Meu rol de implicâncias 07/11/2009
- Mauro Chaves*
1) Hoje em dia recorrente é a palavra mais recorrente do discurso que se pretende inteligente - o que é tão implicante quanto já foi o abuso da palavra instigante.
2) Por falar em expressões implicantes - que têm um soar técnico para ouvidos desprovidos -, em grande moda está marco regulatório. Se é para definir o conjunto de normas que regulam o serviço público realizado por empresas privadas, por que não dizer, simplesmente, "regulamentação", ou "regras", ou mesmo "normas" - seja para energia, telefonia, pré-sal e o escambau?
3) Com o receio (bobo) de dar a impressão de que estão favorecendo mais a um time do que a outro, os locutores esportivos, de repente, passaram a referir-se aos jogos sempre duas vezes, cada vez iniciando com o nome de um dos dois times em disputa.
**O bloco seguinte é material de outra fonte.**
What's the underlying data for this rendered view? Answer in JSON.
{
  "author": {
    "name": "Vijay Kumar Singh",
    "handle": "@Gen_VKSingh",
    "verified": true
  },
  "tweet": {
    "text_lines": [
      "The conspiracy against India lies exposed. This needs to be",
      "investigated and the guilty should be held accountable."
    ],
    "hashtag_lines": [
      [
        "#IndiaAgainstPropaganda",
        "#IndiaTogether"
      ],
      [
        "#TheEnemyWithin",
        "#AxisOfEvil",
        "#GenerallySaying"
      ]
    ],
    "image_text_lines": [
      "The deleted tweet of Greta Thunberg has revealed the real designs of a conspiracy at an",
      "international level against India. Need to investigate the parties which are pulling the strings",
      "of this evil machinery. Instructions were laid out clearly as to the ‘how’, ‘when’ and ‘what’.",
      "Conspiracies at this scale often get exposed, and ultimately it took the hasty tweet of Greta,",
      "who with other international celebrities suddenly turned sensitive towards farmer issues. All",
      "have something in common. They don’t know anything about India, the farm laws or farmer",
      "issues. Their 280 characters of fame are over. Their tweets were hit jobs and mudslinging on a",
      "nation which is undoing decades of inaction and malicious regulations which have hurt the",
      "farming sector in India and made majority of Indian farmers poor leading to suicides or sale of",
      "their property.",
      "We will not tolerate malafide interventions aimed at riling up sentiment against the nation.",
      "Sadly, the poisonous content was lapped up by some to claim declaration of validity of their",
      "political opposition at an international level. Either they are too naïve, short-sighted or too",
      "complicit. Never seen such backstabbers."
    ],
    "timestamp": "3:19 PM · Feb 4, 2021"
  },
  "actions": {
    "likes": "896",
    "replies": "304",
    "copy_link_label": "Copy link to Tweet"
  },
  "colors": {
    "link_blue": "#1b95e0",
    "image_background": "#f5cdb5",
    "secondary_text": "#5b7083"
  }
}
Por exemplo: "Daqui a instantes estaremos transmitindo o jogo Corinthians-Palmeiras, Palmeiras-Corinthians", ou "o jogo São Paulo-Flamengo, Flamengo-São Paulo tem tudo para se tornar o melhor clássico do Brasileirão." Quem disse que o primeiro mencionado será favorecido? E por que não usar, simplesmente, a ordem alfabética dos times?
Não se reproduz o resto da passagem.